Comstock Dawn - Twilight at Overman Pit. A Virginia & Truckee Freight makes its way across the high fill at the eastern edge of the Overman Pit Mine (MP 49.4), at Civil Twilight on a cold February morning.
The Overman Pit Mine, which had been excavated since the original Virginia City Branch line was lifted in 1941, represented the single biggest obstacle to the line's reconstruction. Essentially, the commission tasked with reconstructing the line, needed to bridge the entire eastern side of the pit, by constructing a 140 foot high fill. Approximately 310,000 cubic feet of rocks and dirt had to be moved, creating a fill that was 200 feet long and 20 feet wide. Completed in 2005, the high fill enabled track construction to press on to the south of Gold Hill, through American Flat and all the way to Mound House, just outside Carson City, where it ends today. Although it is a bit of an engineering marvel, the likes of which are seldom seen in preservation railroading today, it is also requires continuing maintenance, as one can imagine that 310,000 cubic feet of fill has a tendency to settle a shift a bit with time. Fortunately, the folks responsible for the reconstruction keep a close eye on it.
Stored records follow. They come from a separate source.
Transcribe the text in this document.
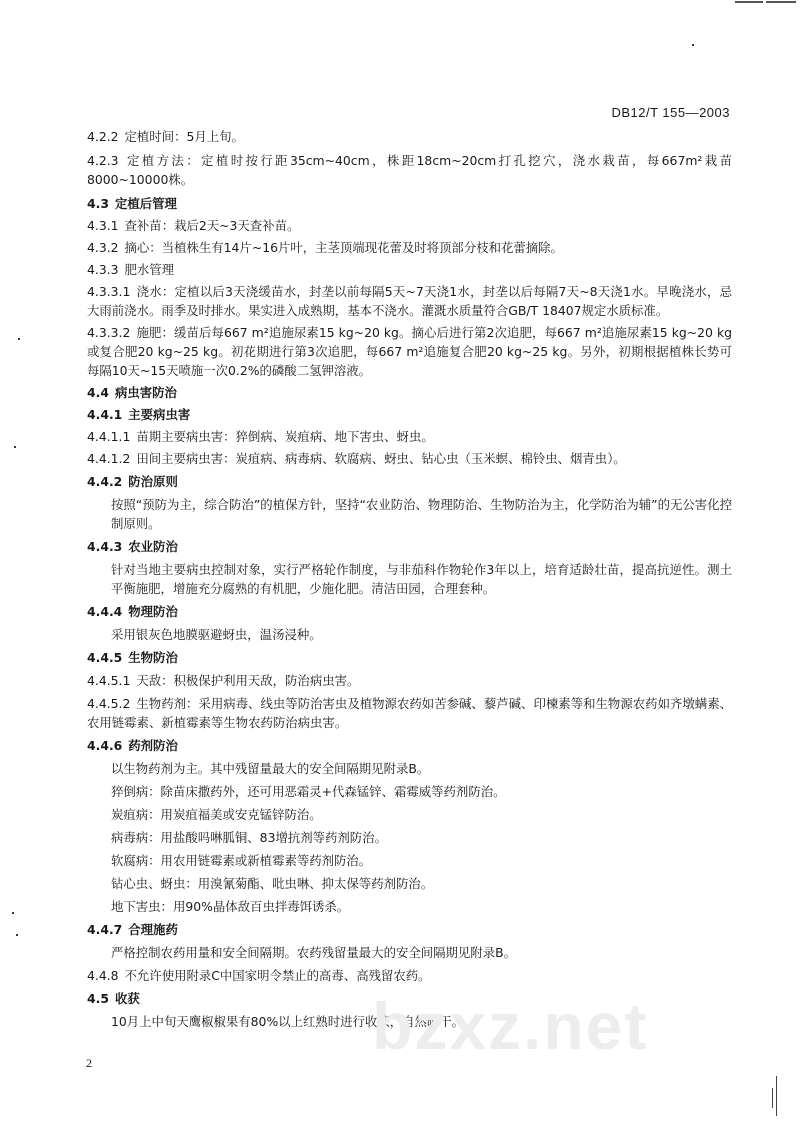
DB12/T 155—2003

4.2.2 定植时间：5月上旬。

4.2.3 定植方法：定植时按行距35cm~40cm，株距18cm~20cm打孔挖穴，浇水栽苗，每667m²栽苗8000~10000株。

4.3 定植后管理

4.3.1 查补苗：栽后2天~3天查补苗。

4.3.2 摘心：当植株生有14片~16片叶，主茎顶端现花蕾及时将顶部分枝和花蕾摘除。

4.3.3 肥水管理

4.3.3.1 浇水：定植以后3天浇缓苗水，封垄以前每隔5天~7天浇1水，封垄以后每隔7天~8天浇1水。早晚浇水，忌大雨前浇水。雨季及时排水。果实进入成熟期，基本不浇水。灌溉水质量符合GB/T 18407规定水质标准。

4.3.3.2 施肥：缓苗后每667 m²追施尿素15 kg~20 kg。摘心后进行第2次追肥，每667 m²追施尿素15 kg~20 kg或复合肥20 kg~25 kg。初花期进行第3次追肥，每667 m²追施复合肥20 kg~25 kg。另外，初期根据植株长势可每隔10天~15天喷施一次0.2%的磷酸二氢钾溶液。

4.4 病虫害防治

4.4.1 主要病虫害

4.4.1.1 苗期主要病虫害：猝倒病、炭疽病、地下害虫、蚜虫。

4.4.1.2 田间主要病虫害：炭疽病、病毒病、软腐病、蚜虫、钻心虫（玉米螟、棉铃虫、烟青虫）。

4.4.2 防治原则

按照“预防为主，综合防治”的植保方针，坚持“农业防治、物理防治、生物防治为主，化学防治为辅”的无公害化控制原则。

4.4.3 农业防治

针对当地主要病虫控制对象，实行严格轮作制度，与非茄科作物轮作3年以上，培育适龄壮苗，提高抗逆性。测土平衡施肥，增施充分腐熟的有机肥，少施化肥。清洁田园，合理套种。

4.4.4 物理防治

采用银灰色地膜驱避蚜虫，温汤浸种。

4.4.5 生物防治

4.4.5.1 天敌：积极保护利用天敌，防治病虫害。

4.4.5.2 生物药剂：采用病毒、线虫等防治害虫及植物源农药如苦参碱、藜芦碱、印楝素等和生物源农药如齐墩螨素、农用链霉素、新植霉素等生物农药防治病虫害。

4.4.6 药剂防治

以生物药剂为主。其中残留量最大的安全间隔期见附录B。

猝倒病：除苗床撒药外，还可用恶霜灵+代森锰锌、霜霉威等药剂防治。

炭疽病：用炭疽福美或安克锰锌防治。

病毒病：用盐酸吗啉胍铜、83增抗剂等药剂防治。

软腐病：用农用链霉素或新植霉素等药剂防治。

钻心虫、蚜虫：用溴氰菊酯、吡虫啉、抑太保等药剂防治。

地下害虫：用90%晶体敌百虫拌毒饵诱杀。

4.4.7 合理施药

严格控制农药用量和安全间隔期。农药残留量最大的安全间隔期见附录B。

4.4.8 不允许使用附录C中国家明令禁止的高毒、高残留农药。

4.5 收获

10月上中旬天鹰椒椒果有80%以上红熟时进行收获，自然晾干。

bzxz.net
2
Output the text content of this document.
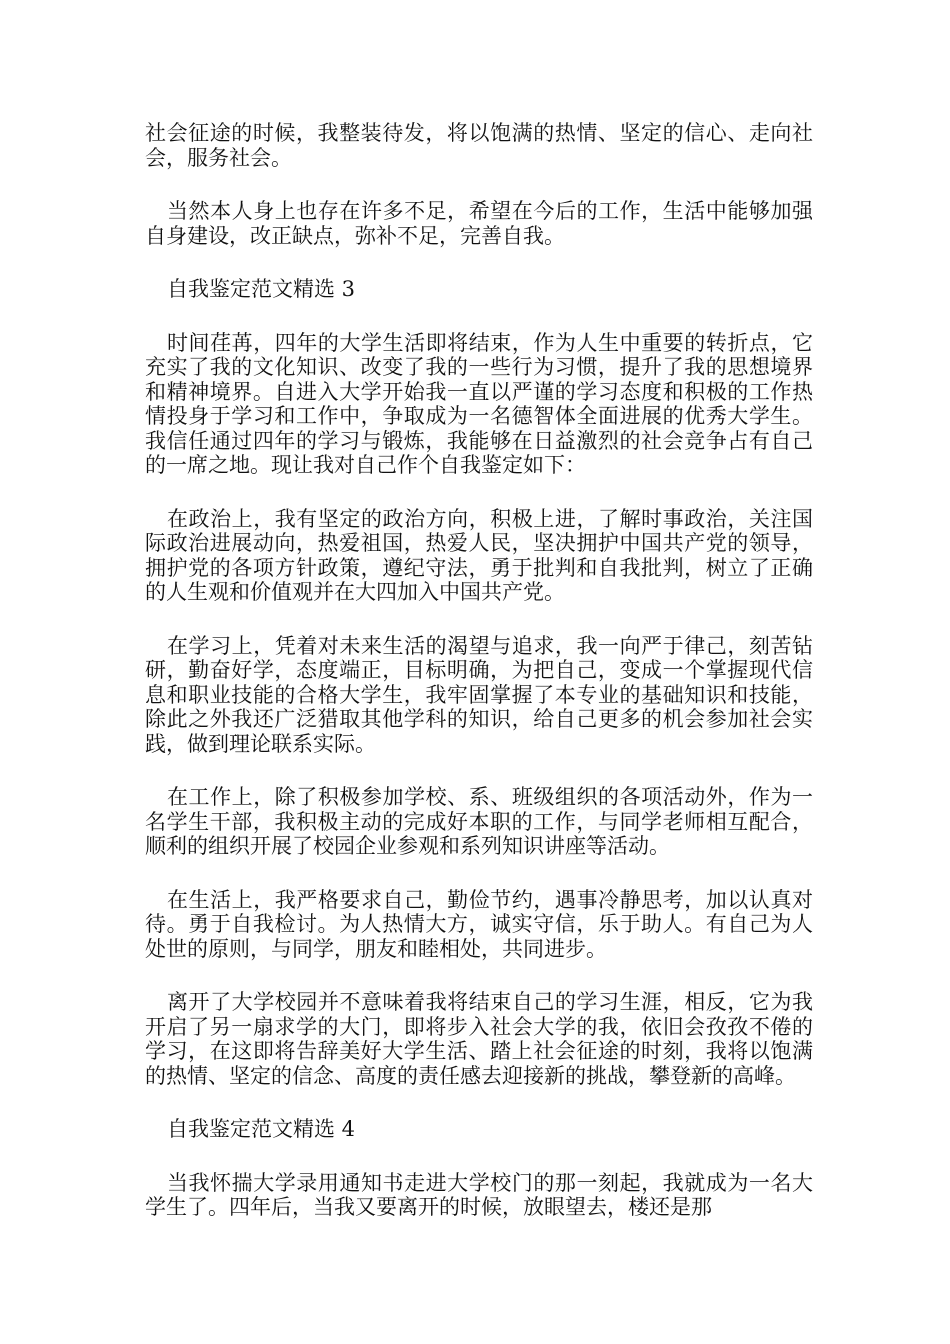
社会征途的时候，我整装待发，将以饱满的热情、坚定的信心、走向社会，服务社会。

当然本人身上也存在许多不足，希望在今后的工作，生活中能够加强自身建设，改正缺点，弥补不足，完善自我。

自我鉴定范文精选 3

时间荏苒，四年的大学生活即将结束，作为人生中重要的转折点，它充实了我的文化知识、改变了我的一些行为习惯，提升了我的思想境界和精神境界。自进入大学开始我一直以严谨的学习态度和积极的工作热情投身于学习和工作中，争取成为一名德智体全面进展的优秀大学生。我信任通过四年的学习与锻炼，我能够在日益激烈的社会竞争占有自己的一席之地。现让我对自己作个自我鉴定如下：

在政治上，我有坚定的政治方向，积极上进，了解时事政治，关注国际政治进展动向，热爱祖国，热爱人民，坚决拥护中国共产党的领导，拥护党的各项方针政策，遵纪守法，勇于批判和自我批判，树立了正确的人生观和价值观并在大四加入中国共产党。

在学习上，凭着对未来生活的渴望与追求，我一向严于律己，刻苦钻研，勤奋好学，态度端正，目标明确，为把自己，变成一个掌握现代信息和职业技能的合格大学生，我牢固掌握了本专业的基础知识和技能，除此之外我还广泛猎取其他学科的知识，给自己更多的机会参加社会实践，做到理论联系实际。

在工作上，除了积极参加学校、系、班级组织的各项活动外，作为一名学生干部，我积极主动的完成好本职的工作，与同学老师相互配合，顺利的组织开展了校园企业参观和系列知识讲座等活动。

在生活上，我严格要求自己，勤俭节约，遇事冷静思考，加以认真对待。勇于自我检讨。为人热情大方，诚实守信，乐于助人。有自己为人处世的原则，与同学，朋友和睦相处，共同进步。

离开了大学校园并不意味着我将结束自己的学习生涯，相反，它为我开启了另一扇求学的大门，即将步入社会大学的我，依旧会孜孜不倦的学习，在这即将告辞美好大学生活、踏上社会征途的时刻，我将以饱满的热情、坚定的信念、高度的责任感去迎接新的挑战，攀登新的高峰。

自我鉴定范文精选 4

当我怀揣大学录用通知书走进大学校门的那一刻起，我就成为一名大学生了。四年后，当我又要离开的时候，放眼望去，楼还是那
Landscape photography is difficult due to the challenge of combining good light and good scenery. Good railroad photography enters another level of complexity since it requires the first two while there is a train in view.
A continuously growing album of photos that IMHO reveal the awesome and seldom-seen beauty of the railroad world from the dimming of day to dawn's early light! From dusk to dawn, trains roll on! (I'm still finding gems of sunset-to-sunrise surprises!)